Kapetania on Serifos

The rugged island of Serifos is not easy to get to know, but once you do you will discover a place of stunning surface beauty and deep reserves of ancient and modern Greek tradition. One of the most fascinating traditions is “Kapetania”, a carnival-like theatrical performance invented on the island and involving locals dressed up as pirate captains mocking authority in the streets of Chora and the villages of the island.

The event is a must for those who wish to experience the Greek way of life and have a taste of authentic culture! The Kapetania is celebrated on the first Monday of Lent, between April 21 and May 23 (Kathari Deftera). In this day, people celebrate by having a traditional dinner with dishes based on fish, like cuttlefish or octopus, or seafood like shellfish and mussels. The food is accompanied by wine and the music and dances of the islands.

On the island of Kea, you can also witness an intriguing tradition called “Kounia”. This custom is celebrated on the last Thursday before Easter Sunday and involves young people climbing on a huge swing that has been erected in the main square of the city and pledging to marry each other. This is a very beautiful custom that gives you the chance to feel the sense of freedom in your body and heart.

Santorini’s Feast of the Asclepius

Many Greek islands hold feasts and events that are both of artistic and religious nature. It is not uncommon for locals to dress in traditional costumes on those days: in western Crete, older men still wear high boots, breeches and black-tasselled kerchiefs; on Karpathos, women have two sets of dresses: a simple everyday one and an elaborately colourful costume for weddings, festivals and other special occasions.

The Feast of the Asclepius (Kleidonas) on the island of Santorini is a good example. It starts on the first day of May, when locals create flower wreaths and celebrate spring’s rebirth. A few days later, on Ohi Day, a public holiday commemorating the day Dictator Ioannis Metaxas refused to allow Italian troops to invade Greece during World War II, people put the Greek flag on their balconies and fly kites in the skies.

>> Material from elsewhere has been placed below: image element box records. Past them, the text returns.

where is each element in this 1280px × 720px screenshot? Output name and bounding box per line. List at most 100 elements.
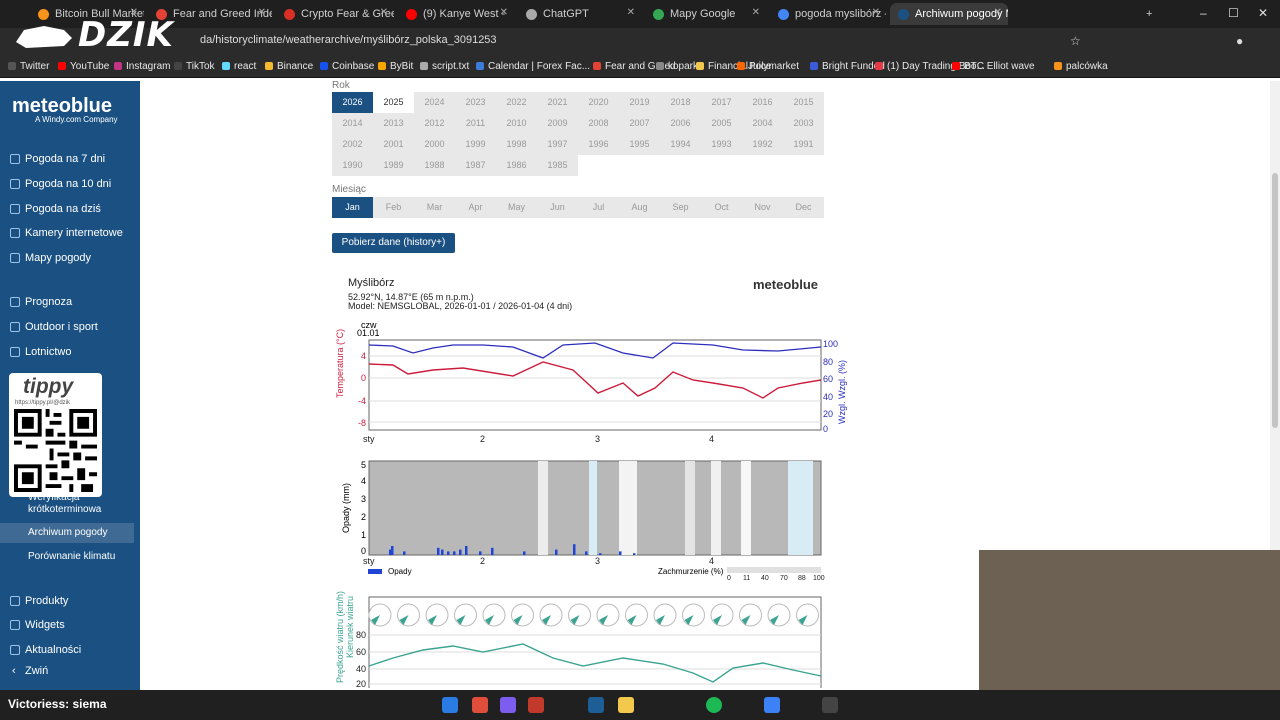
year-option[interactable]: 1995 (619, 134, 660, 155)
month-option[interactable]: May (496, 197, 537, 218)
month-option[interactable]: Jan (332, 197, 373, 218)
star-icon[interactable]: ☆ (1070, 34, 1081, 48)
windows-start-icon[interactable] (442, 697, 458, 713)
notepad-icon[interactable] (764, 697, 780, 713)
year-option[interactable]: 1986 (496, 155, 537, 176)
year-option[interactable]: 2000 (414, 134, 455, 155)
bookmark-item[interactable]: TikTok (174, 61, 215, 72)
bookmark-item[interactable]: Calendar | Forex Fac... (476, 61, 590, 72)
bookmark-item[interactable]: Instagram (114, 61, 170, 72)
month-option[interactable]: Sep (660, 197, 701, 218)
bookmark-item[interactable]: Bright Funded (810, 61, 885, 72)
sidebar-item[interactable]: Prognoza (0, 291, 134, 313)
close-tab-icon[interactable]: ✕ (872, 7, 880, 18)
year-option[interactable]: 2008 (578, 113, 619, 134)
year-option[interactable]: 1990 (332, 155, 373, 176)
bookmark-item[interactable]: Polymarket (737, 61, 799, 72)
profile-icon[interactable]: ● (1236, 34, 1243, 48)
year-option[interactable]: 2015 (783, 92, 824, 113)
year-option[interactable]: 2016 (742, 92, 783, 113)
year-option[interactable]: 2022 (496, 92, 537, 113)
year-option[interactable]: 2019 (619, 92, 660, 113)
year-option[interactable]: 1998 (496, 134, 537, 155)
year-option[interactable]: 2023 (455, 92, 496, 113)
bookmark-item[interactable]: script.txt (420, 61, 469, 72)
year-option[interactable]: 2005 (701, 113, 742, 134)
url-text[interactable]: da/historyclimate/weatherarchive/myślibó… (200, 34, 497, 46)
minimize-icon[interactable]: – (1200, 6, 1207, 20)
sidebar-item-news[interactable]: Aktualności (0, 639, 134, 661)
folder-icon[interactable] (618, 697, 634, 713)
year-option[interactable]: 2026 (332, 92, 373, 113)
scrollbar-thumb[interactable] (1272, 173, 1278, 428)
month-option[interactable]: Jul (578, 197, 619, 218)
new-tab-button[interactable]: + (1138, 3, 1158, 25)
chrome-icon[interactable] (472, 697, 488, 713)
year-option[interactable]: 2001 (373, 134, 414, 155)
year-option[interactable]: 2013 (373, 113, 414, 134)
close-tab-icon[interactable]: ✕ (258, 7, 266, 18)
month-option[interactable]: Nov (742, 197, 783, 218)
year-option[interactable]: 1991 (783, 134, 824, 155)
year-option[interactable]: 2012 (414, 113, 455, 134)
browser-tab[interactable]: ChatGPT ✕ (518, 3, 641, 25)
discord-icon[interactable] (500, 697, 516, 713)
year-option[interactable]: 2017 (701, 92, 742, 113)
year-option[interactable]: 2021 (537, 92, 578, 113)
year-option[interactable]: 2025 (373, 92, 414, 113)
collapse-button[interactable]: ‹ Zwiń (0, 660, 134, 682)
year-option[interactable]: 2003 (783, 113, 824, 134)
month-option[interactable]: Apr (455, 197, 496, 218)
browser-tab[interactable]: Mapy Google ✕ (645, 3, 766, 25)
month-option[interactable]: Mar (414, 197, 455, 218)
bookmark-item[interactable]: react (222, 61, 256, 72)
year-option[interactable]: 2018 (660, 92, 701, 113)
app-icon[interactable] (528, 697, 544, 713)
sidebar-item[interactable]: Kamery internetowe (0, 222, 134, 244)
bookmark-item[interactable]: Twitter (8, 61, 49, 72)
close-tab-icon[interactable]: ✕ (994, 7, 1002, 18)
year-option[interactable]: 2024 (414, 92, 455, 113)
year-option[interactable]: 2004 (742, 113, 783, 134)
year-option[interactable]: 2002 (332, 134, 373, 155)
year-option[interactable]: 1993 (701, 134, 742, 155)
spotify-icon[interactable] (706, 697, 722, 713)
year-option[interactable]: 2014 (332, 113, 373, 134)
steam-icon[interactable] (588, 697, 604, 713)
sidebar-item[interactable]: Pogoda na dziś (0, 198, 134, 220)
browser-tab[interactable]: Archiwum pogody M ✕ (890, 3, 1008, 25)
month-option[interactable]: Oct (701, 197, 742, 218)
month-option[interactable]: Jun (537, 197, 578, 218)
sidebar-item[interactable]: Pogoda na 7 dni (0, 148, 134, 170)
close-window-icon[interactable]: ✕ (1258, 6, 1268, 20)
browser-tab[interactable]: pogoda myslibórz - S✕ (770, 3, 886, 25)
maximize-icon[interactable]: ☐ (1228, 6, 1239, 20)
year-option[interactable]: 1987 (455, 155, 496, 176)
year-option[interactable]: 1985 (537, 155, 578, 176)
close-tab-icon[interactable]: ✕ (752, 7, 760, 18)
year-option[interactable]: 1992 (742, 134, 783, 155)
close-tab-icon[interactable]: ✕ (380, 7, 388, 18)
year-option[interactable]: 2020 (578, 92, 619, 113)
month-option[interactable]: Aug (619, 197, 660, 218)
bookmark-item[interactable]: Binance (265, 61, 313, 72)
sidebar-item-widgets[interactable]: Widgets (0, 614, 134, 636)
year-option[interactable]: 2010 (496, 113, 537, 134)
year-option[interactable]: 2007 (619, 113, 660, 134)
close-tab-icon[interactable]: ✕ (627, 7, 635, 18)
year-option[interactable]: 1994 (660, 134, 701, 155)
close-tab-icon[interactable]: ✕ (500, 7, 508, 18)
sidebar-item[interactable]: Lotnictwo (0, 341, 134, 363)
month-option[interactable]: Dec (783, 197, 824, 218)
bookmark-item[interactable]: ByBit (378, 61, 413, 72)
year-option[interactable]: 1988 (414, 155, 455, 176)
sidebar-sub-archive[interactable]: Archiwum pogody (0, 523, 134, 543)
year-option[interactable]: 1989 (373, 155, 414, 176)
sidebar-item[interactable]: Mapy pogody (0, 247, 134, 269)
year-option[interactable]: 1997 (537, 134, 578, 155)
bookmark-item[interactable]: YouTube (58, 61, 109, 72)
bookmark-item[interactable]: Coinbase (320, 61, 374, 72)
browser-tab[interactable]: Crypto Fear & Greed ✕ (276, 3, 394, 25)
bookmark-item[interactable]: palcówka (1054, 61, 1108, 72)
year-option[interactable]: 1996 (578, 134, 619, 155)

Then on the 15th of August, Santorini’s church of Pyrgos is adorned with basil-filled pots and ‘tomatokeftedes’ (tomato balls), which are stolen from the yards and window-sills of locals by young boys to decorate the church for its feast. Music and white wine are served, and a gift lottery is held. It is also a chance for unmarried girls to find out who their future husband will be! Six of the country’s customs and rites have been included in UNESCO’s National List of Intangible Cultural Heritage.

Cyclades’ New Year’s Eve

With the holiday season in full swing, many of Greece’s one-of-a-kind customs are being practiced with much excitement. In addition to champagne, music and sparkles, Greek New Year’s Eve comes with special traditions that offer the promise of a prosperous beginning.

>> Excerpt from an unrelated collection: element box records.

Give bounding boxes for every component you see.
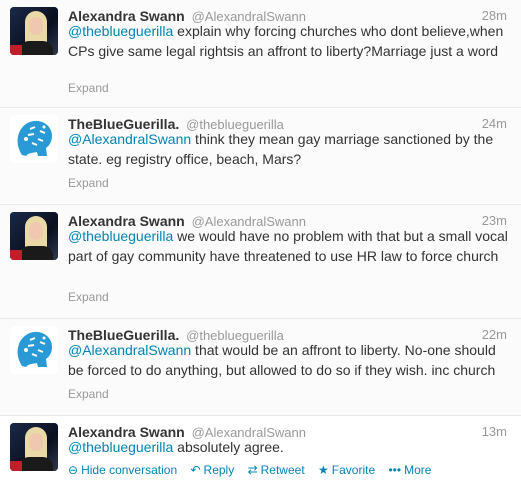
tweet-item[interactable]: Alexandra Swann @AlexandralSwann 13m @th… xyxy=(0,416,521,498)
mention-link[interactable]: @theblueguerilla xyxy=(68,23,173,39)
tweet-text: @theblueguerilla explain why forcing chu… xyxy=(68,22,508,61)
mention-link[interactable]: @AlexandralSwann xyxy=(68,131,191,147)
hide-conversation-button[interactable]: ⊖ Hide conversation xyxy=(68,463,177,477)
retweet-label: Retweet xyxy=(260,463,305,477)
blue-guerilla-logo-icon xyxy=(10,326,58,374)
retweet-button[interactable]: ⇄ Retweet xyxy=(248,463,305,477)
avatar[interactable] xyxy=(10,423,58,471)
avatar[interactable] xyxy=(10,212,58,260)
favorite-label: Favorite xyxy=(331,463,376,477)
expand-link[interactable]: Expand xyxy=(68,289,109,305)
tweet-item[interactable]: TheBlueGuerilla. @theblueguerilla 22m @A… xyxy=(0,319,521,416)
blue-guerilla-logo-icon xyxy=(10,115,58,163)
tweet-actions: ⊖ Hide conversation ↶ Reply ⇄ Retweet ★ Favo… xyxy=(68,462,441,478)
mention-link[interactable]: @theblueguerilla xyxy=(68,439,173,455)
star-icon: ★ xyxy=(318,463,329,477)
retweet-icon: ⇄ xyxy=(247,463,258,477)
mention-link[interactable]: @AlexandralSwann xyxy=(68,342,191,358)
tweet-item[interactable]: Alexandra Swann @AlexandralSwann 23m @th… xyxy=(0,205,521,319)
reply-button[interactable]: ↶ Reply xyxy=(190,463,234,477)
reply-arrow-icon: ↶ xyxy=(190,463,201,477)
mention-link[interactable]: @theblueguerilla xyxy=(68,228,173,244)
tweet-item[interactable]: Alexandra Swann @AlexandralSwann 28m @th… xyxy=(0,0,521,108)
tweet-text: @theblueguerilla absolutely agree. xyxy=(68,438,508,458)
expand-link[interactable]: Expand xyxy=(68,80,109,96)
avatar[interactable] xyxy=(10,115,58,163)
minus-circle-icon: ⊖ xyxy=(68,463,79,477)
more-button[interactable]: ••• More xyxy=(388,463,431,477)
favorite-button[interactable]: ★ Favorite xyxy=(318,463,375,477)
avatar[interactable] xyxy=(10,326,58,374)
expand-link[interactable]: Expand xyxy=(68,386,109,402)
more-dots-icon: ••• xyxy=(388,463,402,477)
tweet-feed: Alexandra Swann @AlexandralSwann 28m @th… xyxy=(0,0,521,498)
hide-conversation-label: Hide conversation xyxy=(81,463,178,477)
tweet-text: @AlexandralSwann that would be an affron… xyxy=(68,341,508,380)
tweet-text: @AlexandralSwann think they mean gay mar… xyxy=(68,130,508,169)
tweet-text: @theblueguerilla we would have no proble… xyxy=(68,227,508,266)
avatar[interactable] xyxy=(10,7,58,55)
expand-link[interactable]: Expand xyxy=(68,175,109,191)
tweet-body: absolutely agree. xyxy=(173,439,284,455)
tweet-item[interactable]: TheBlueGuerilla. @theblueguerilla 24m @A… xyxy=(0,108,521,205)
reply-label: Reply xyxy=(203,463,235,477)
more-label: More xyxy=(404,463,432,477)
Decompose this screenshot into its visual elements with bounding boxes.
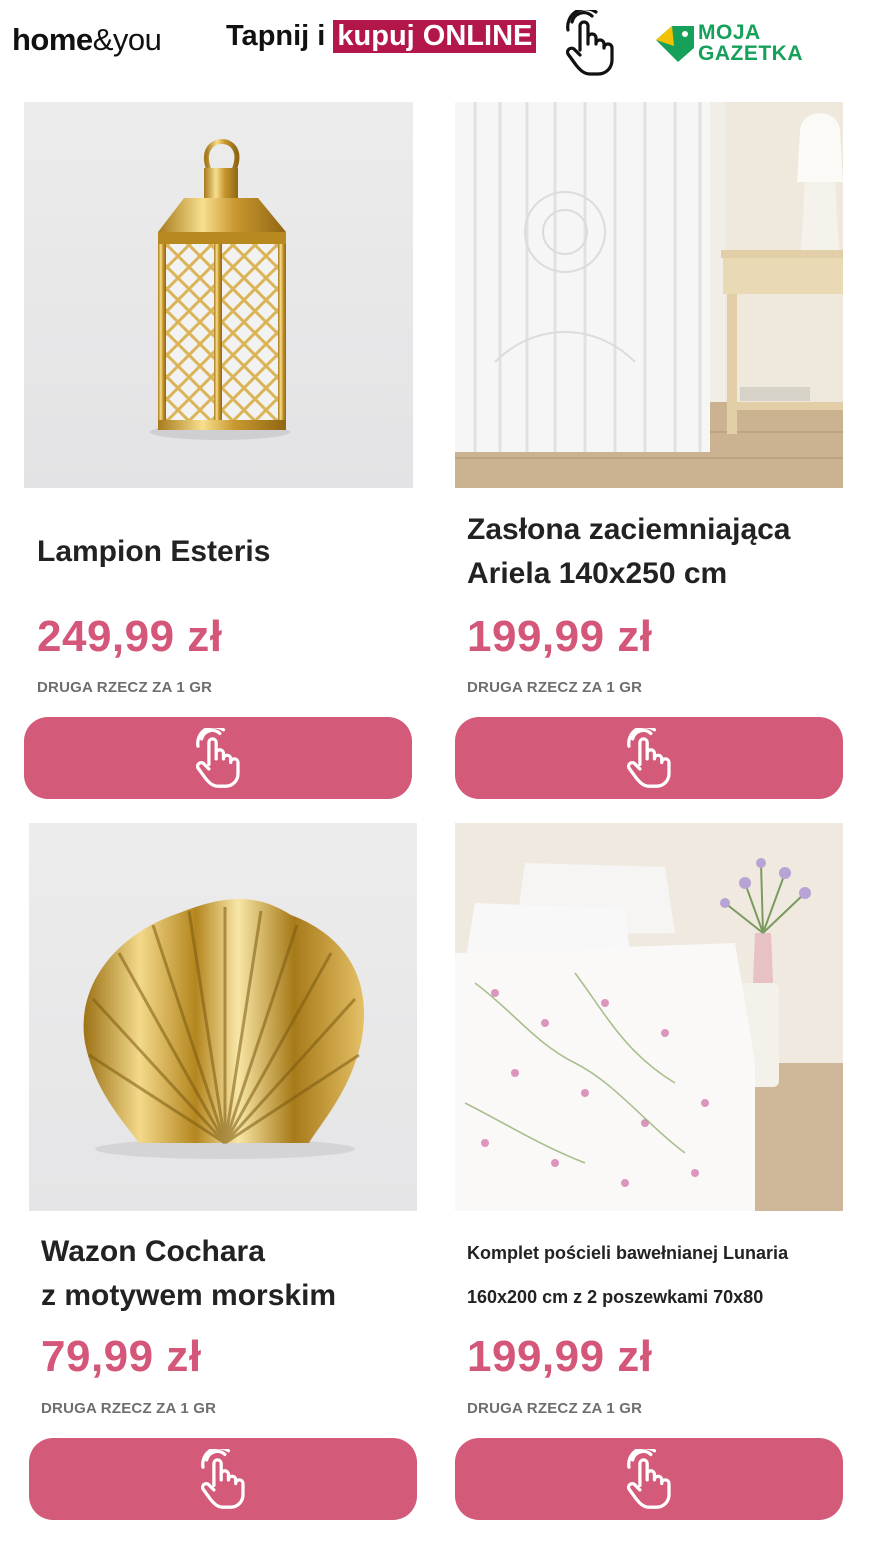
curtain-illustration [455,102,843,488]
shop-online-highlight: kupuj ONLINE [333,20,537,53]
product-price-4: 199,99 zł [467,1332,653,1381]
product-promo-3: DRUGA RZECZ ZA 1 GR [41,1400,217,1417]
header: home&you Tapnij i kupuj ONLINE MOJA GAZE… [0,0,872,92]
product-name-4-line2: 160x200 cm z 2 poszewkami 70x80 [467,1287,764,1307]
product-price-2: 199,99 zł [467,612,653,661]
tap-hand-icon [565,10,614,76]
product-image-lantern[interactable] [24,102,413,488]
product-promo-2: DRUGA RZECZ ZA 1 GR [467,679,643,696]
product-promo-4: DRUGA RZECZ ZA 1 GR [467,1400,643,1417]
product-promo-1: DRUGA RZECZ ZA 1 GR [37,679,213,696]
tap-text: Tapnij i [226,20,334,52]
buy-button-2[interactable] [455,717,843,799]
logo-ampersand: & [92,22,114,57]
product-name-3-line1: Wazon Cochara [41,1235,265,1268]
tap-hand-icon [195,728,240,788]
buy-button-4[interactable] [455,1438,843,1520]
product-price-3: 79,99 zł [41,1332,202,1381]
product-price-1: 249,99 zł [37,612,223,661]
bedding-illustration [455,823,843,1211]
product-name-1: Lampion Esteris [37,535,271,568]
moja-gazetka-logo[interactable]: MOJA GAZETKA [654,20,844,70]
product-name-4-line1: Komplet pościeli bawełnianej Lunaria [467,1243,789,1263]
tap-hand-icon [626,1449,671,1509]
home-and-you-logo[interactable]: home&you [12,22,162,58]
product-image-shell-vase[interactable] [29,823,417,1211]
logo-you: you [112,22,162,57]
price-tag-icon [656,26,694,62]
buy-button-3[interactable] [29,1438,417,1520]
tap-hand-icon [200,1449,245,1509]
product-name-2-line2: Ariela 140x250 cm [467,557,728,590]
product-name-3-line2: z motywem morskim [41,1279,337,1312]
buy-button-1[interactable] [24,717,412,799]
tap-hand-icon [626,728,671,788]
tap-to-shop-banner[interactable]: Tapnij i kupuj ONLINE [226,20,537,53]
gazetka-line2: GAZETKA [698,42,803,65]
gazetka-line1: MOJA [698,21,761,44]
lantern-illustration [150,139,290,440]
product-name-2-line1: Zasłona zaciemniająca [467,513,791,546]
logo-home: home [12,22,93,57]
product-image-curtain[interactable] [455,102,843,488]
shell-vase-illustration [83,898,365,1159]
product-image-bedding[interactable] [455,823,843,1211]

As with Christmas, most Greek islands decorate a variety of unique items on their streets. Among these are colorful “karavakia,” which look like shining vows to St. Nicholas, the protector of all sea men. These decorations are an indication of the strong ties Greeks have to their sea.

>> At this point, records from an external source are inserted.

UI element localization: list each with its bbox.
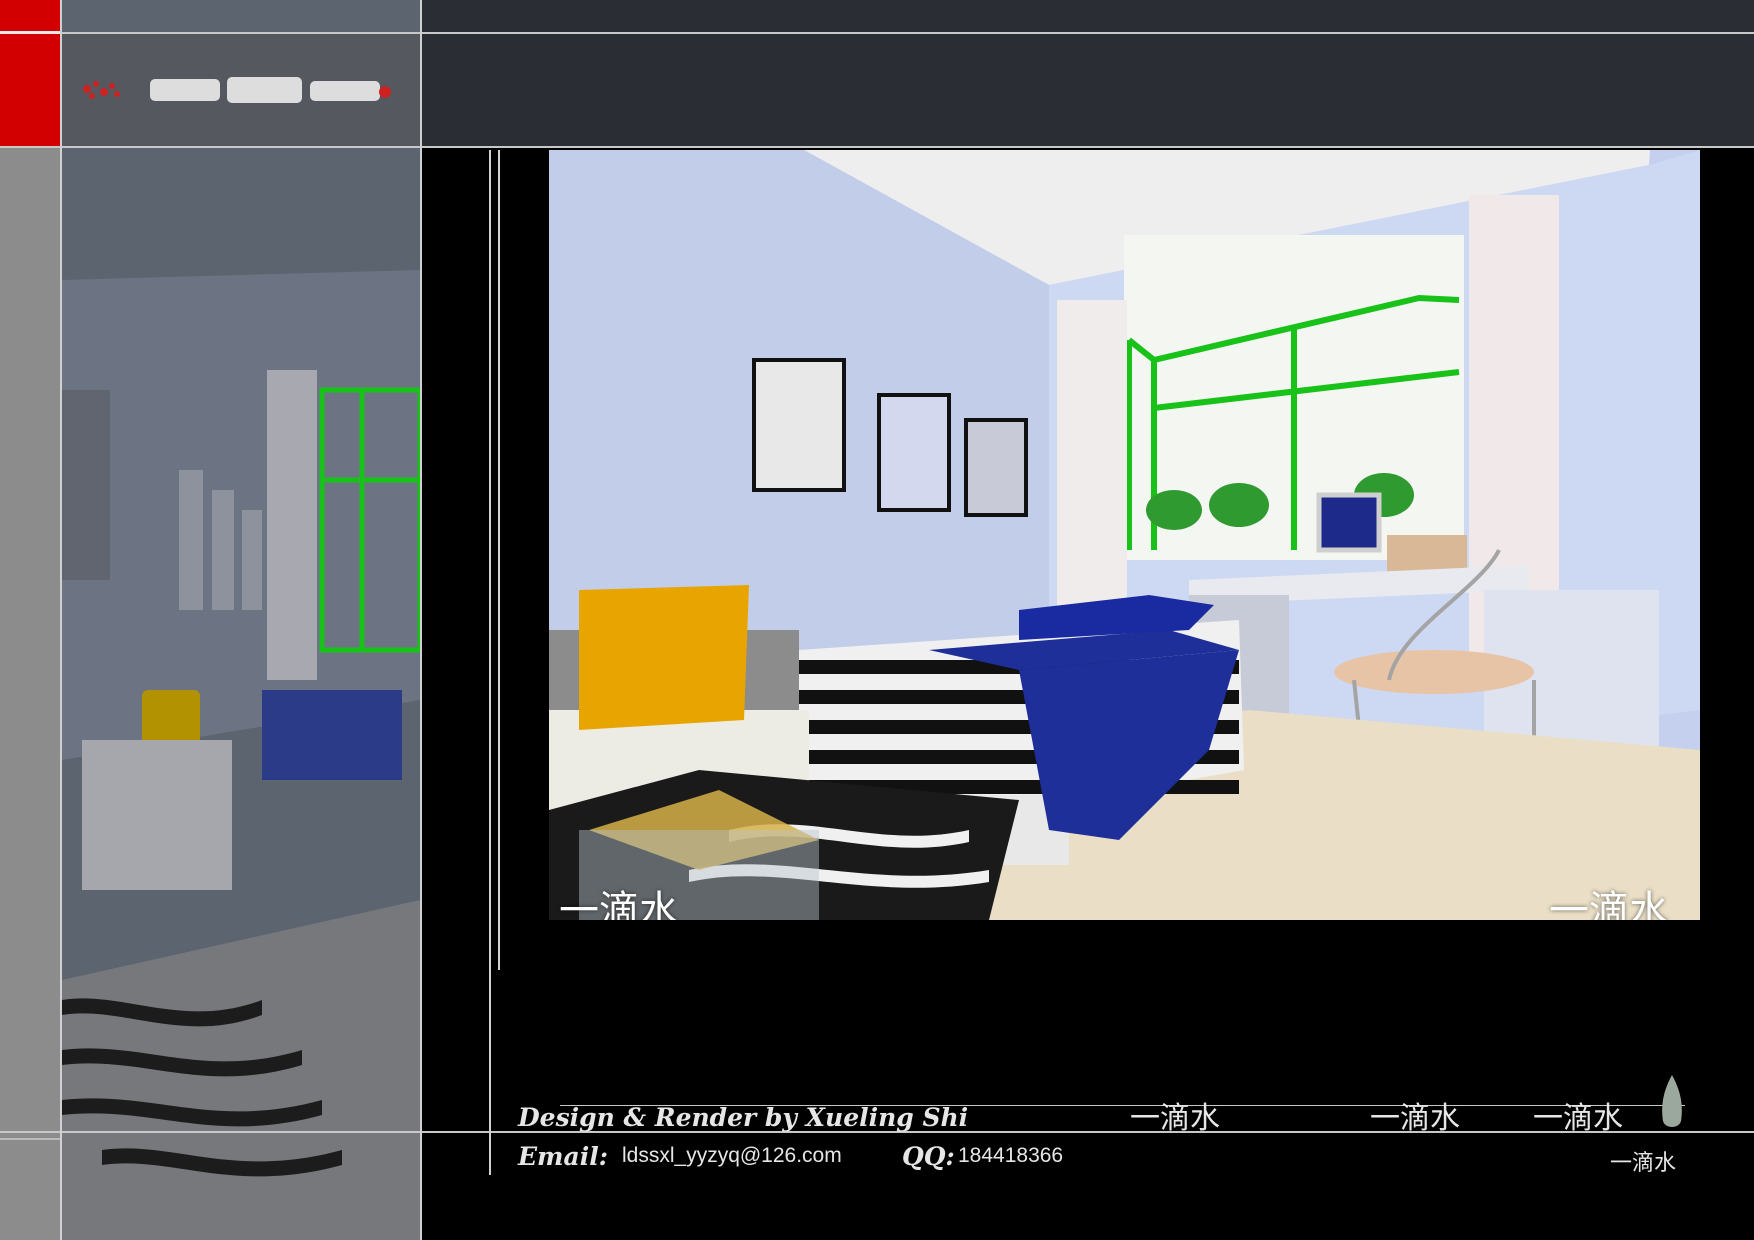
brand-mark-1: 一滴水 — [1130, 1101, 1220, 1136]
top-rule — [62, 32, 1754, 34]
brand-mark-2: 一滴水 — [1370, 1101, 1460, 1136]
accent-red-strip — [0, 0, 60, 148]
panel-divider — [420, 0, 422, 1240]
brand-mark-small: 一滴水 — [1610, 1151, 1677, 1176]
frame-line-1 — [489, 150, 491, 1175]
email-value[interactable]: ldssxl_yyzyq@126.com — [622, 1144, 842, 1168]
qq-value: 184418366 — [958, 1144, 1064, 1167]
qq-label: QQ: — [902, 1142, 955, 1171]
watermark-left: 一滴水 — [559, 888, 679, 920]
bedroom-render-image — [549, 150, 1700, 920]
strip-divider — [60, 0, 62, 1240]
preview-panel — [62, 0, 420, 1240]
bedroom-render: 一滴水 一滴水 — [549, 150, 1700, 920]
email-label: Email: — [518, 1142, 608, 1171]
water-drop-icon — [1662, 1075, 1682, 1127]
credit-line: Design & Render by Xueling Shi — [518, 1103, 969, 1132]
watermark-right: 一滴水 — [1549, 888, 1669, 920]
brand-mark-3: 一滴水 — [1533, 1101, 1623, 1136]
header-band — [422, 0, 1754, 148]
logo — [62, 34, 420, 146]
header-bottom-rule — [0, 146, 1754, 148]
room-preview-image — [62, 0, 420, 1240]
frame-line-2 — [498, 150, 500, 970]
accent-grey-strip — [0, 148, 60, 1240]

A popular practice throughout the country is to adorn homes with bay leaves – symbols of good health, fertility, nutrition, wisdom, strength and peace – that are hung above doorways for protection against evil spirits. Moreover, people believe that if the wind blows from the north on New Year’s Day, it is a sign of prosperity. And if a pigeon lands in your yard, it is a sign of good luck.

If you would rather skip the crowded beaches and parties, a winter escapade to the Cyclades could be perfect for you! Experience these magical island customs and enjoy the unique charm of a Greece that is still untouched by time. Find your ferry tickets and travel to discover the priceless treasures of this magnificent country – one destination at a time.